ADJUST DOSING INTERVAL: Food may interfere with the absorption of esomeprazole. The manufacturer reports that the area under the concentration-time curve for esomeprazole following a single 40 mg dose was 33% to 53% lower when administered after food intake as opposed to during fasting conditions.

MANAGEMENT: Esomeprazole should be taken at least one hour before meals. When administered to patients receiving continuous enteral nutrition, some experts recommend that the tube feeding should be interrupted for at least 1 hour before and 1 hour after the dose of esomeprazole is given.

GENERALLY AVOID: The concurrent use of aspirin or nonsteroidal anti-inflammatory drugs (NSAIDs) and ethanol may lead to gastrointestinal (GI) blood loss. The mechanism may be due to a combined local effect as well as inhibition of prostaglandins leading to decreased integrity of the GI lining.

MANAGEMENT: Patients should be counseled on this potential interaction and advised to refrain from alcohol consumption while taking aspirin or NSAIDs.

MONITOR: Smoking cessation may lead to elevated plasma concentrations and enhanced pharmacologic effects of drugs that are substrates of CYP450 1A2 (and possibly CYP450 1A1) and/or certain drugs with a narrow therapeutic index (e.g., flecainide, pentazocine). One proposed mechanism is related to the loss of CYP450 1A2 and 1A1 induction by polycyclic aromatic hydrocarbons in tobacco smoke; when smoking cessation agents are initiated and smoking stops, the metabolism of certain drugs may decrease leading to increased plasma concentrations. The mechanism by which smoking cessation affects narrow therapeutic index drugs that are not known substrates of CYP450 1A2 or 1A1 is unknown. The clinical significance of this interaction is unknown as clinical data are lacking.

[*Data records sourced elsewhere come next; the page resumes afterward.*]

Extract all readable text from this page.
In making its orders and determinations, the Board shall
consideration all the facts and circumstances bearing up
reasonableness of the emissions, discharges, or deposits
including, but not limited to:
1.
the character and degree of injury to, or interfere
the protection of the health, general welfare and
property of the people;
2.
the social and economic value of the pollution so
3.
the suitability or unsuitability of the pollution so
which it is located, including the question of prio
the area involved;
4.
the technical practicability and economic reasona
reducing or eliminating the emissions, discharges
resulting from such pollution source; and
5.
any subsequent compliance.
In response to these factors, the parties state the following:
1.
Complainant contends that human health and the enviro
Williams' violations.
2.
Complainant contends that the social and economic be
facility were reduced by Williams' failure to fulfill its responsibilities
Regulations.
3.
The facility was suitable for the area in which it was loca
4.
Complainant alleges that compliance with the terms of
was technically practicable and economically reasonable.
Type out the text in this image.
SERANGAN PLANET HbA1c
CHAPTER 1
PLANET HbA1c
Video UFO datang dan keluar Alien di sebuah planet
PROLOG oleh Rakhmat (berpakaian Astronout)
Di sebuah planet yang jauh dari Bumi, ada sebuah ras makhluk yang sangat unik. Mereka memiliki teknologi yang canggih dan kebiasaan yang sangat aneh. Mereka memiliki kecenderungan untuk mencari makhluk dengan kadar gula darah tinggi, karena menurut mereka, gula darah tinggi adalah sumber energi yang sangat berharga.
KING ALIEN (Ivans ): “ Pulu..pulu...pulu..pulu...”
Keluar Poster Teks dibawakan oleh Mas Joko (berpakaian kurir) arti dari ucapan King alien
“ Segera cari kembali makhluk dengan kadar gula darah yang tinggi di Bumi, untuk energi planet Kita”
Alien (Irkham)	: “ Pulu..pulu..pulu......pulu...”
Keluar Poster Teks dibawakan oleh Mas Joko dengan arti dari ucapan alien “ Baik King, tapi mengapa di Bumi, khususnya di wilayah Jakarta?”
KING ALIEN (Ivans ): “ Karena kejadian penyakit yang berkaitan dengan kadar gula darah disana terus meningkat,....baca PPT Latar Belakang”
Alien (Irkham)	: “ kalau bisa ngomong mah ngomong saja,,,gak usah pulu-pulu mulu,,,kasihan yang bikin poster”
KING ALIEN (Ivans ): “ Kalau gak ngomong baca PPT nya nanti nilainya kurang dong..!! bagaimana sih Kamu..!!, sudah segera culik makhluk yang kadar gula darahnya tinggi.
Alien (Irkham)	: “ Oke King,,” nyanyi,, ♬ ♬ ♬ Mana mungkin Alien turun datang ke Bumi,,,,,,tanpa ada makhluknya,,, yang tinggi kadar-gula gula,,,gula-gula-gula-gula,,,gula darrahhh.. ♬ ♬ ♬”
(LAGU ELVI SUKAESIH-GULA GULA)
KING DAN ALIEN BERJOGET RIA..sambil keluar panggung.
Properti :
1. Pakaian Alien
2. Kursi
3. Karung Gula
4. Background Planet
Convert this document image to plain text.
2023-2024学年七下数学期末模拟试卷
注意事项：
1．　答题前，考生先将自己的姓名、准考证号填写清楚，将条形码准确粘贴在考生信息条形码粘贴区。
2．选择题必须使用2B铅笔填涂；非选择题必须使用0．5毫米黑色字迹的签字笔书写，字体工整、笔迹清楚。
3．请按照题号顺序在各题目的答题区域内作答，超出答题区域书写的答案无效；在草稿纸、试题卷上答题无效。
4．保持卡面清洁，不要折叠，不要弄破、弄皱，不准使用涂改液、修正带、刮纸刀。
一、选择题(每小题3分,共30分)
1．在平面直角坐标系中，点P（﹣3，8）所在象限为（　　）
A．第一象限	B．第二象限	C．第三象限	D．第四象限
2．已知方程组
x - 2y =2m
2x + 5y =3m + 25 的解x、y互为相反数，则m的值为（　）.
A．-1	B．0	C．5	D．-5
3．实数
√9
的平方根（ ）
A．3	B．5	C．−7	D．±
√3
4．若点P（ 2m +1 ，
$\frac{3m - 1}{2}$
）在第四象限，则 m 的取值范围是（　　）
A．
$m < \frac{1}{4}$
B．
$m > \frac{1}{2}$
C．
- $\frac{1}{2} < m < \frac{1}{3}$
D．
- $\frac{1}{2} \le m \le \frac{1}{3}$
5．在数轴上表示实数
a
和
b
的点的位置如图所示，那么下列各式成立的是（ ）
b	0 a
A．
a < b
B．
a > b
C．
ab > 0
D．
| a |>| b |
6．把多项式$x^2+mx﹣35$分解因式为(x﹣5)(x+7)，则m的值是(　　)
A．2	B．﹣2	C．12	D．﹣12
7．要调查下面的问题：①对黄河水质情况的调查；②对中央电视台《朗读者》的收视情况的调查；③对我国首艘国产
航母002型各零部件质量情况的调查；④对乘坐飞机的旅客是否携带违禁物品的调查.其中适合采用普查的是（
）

MANAGEMENT: Until more information is available, caution is advisable if smoking cessation agents are used concomitantly with drugs that are substrates of CYP450 1A2 or 1A1 and/or those with a narrow therapeutic range. Patients receiving smoking cessation agents may require periodic dose adjustments and closer clinical and laboratory monitoring of medications that are substrates of CYP450 1A2 or 1A1.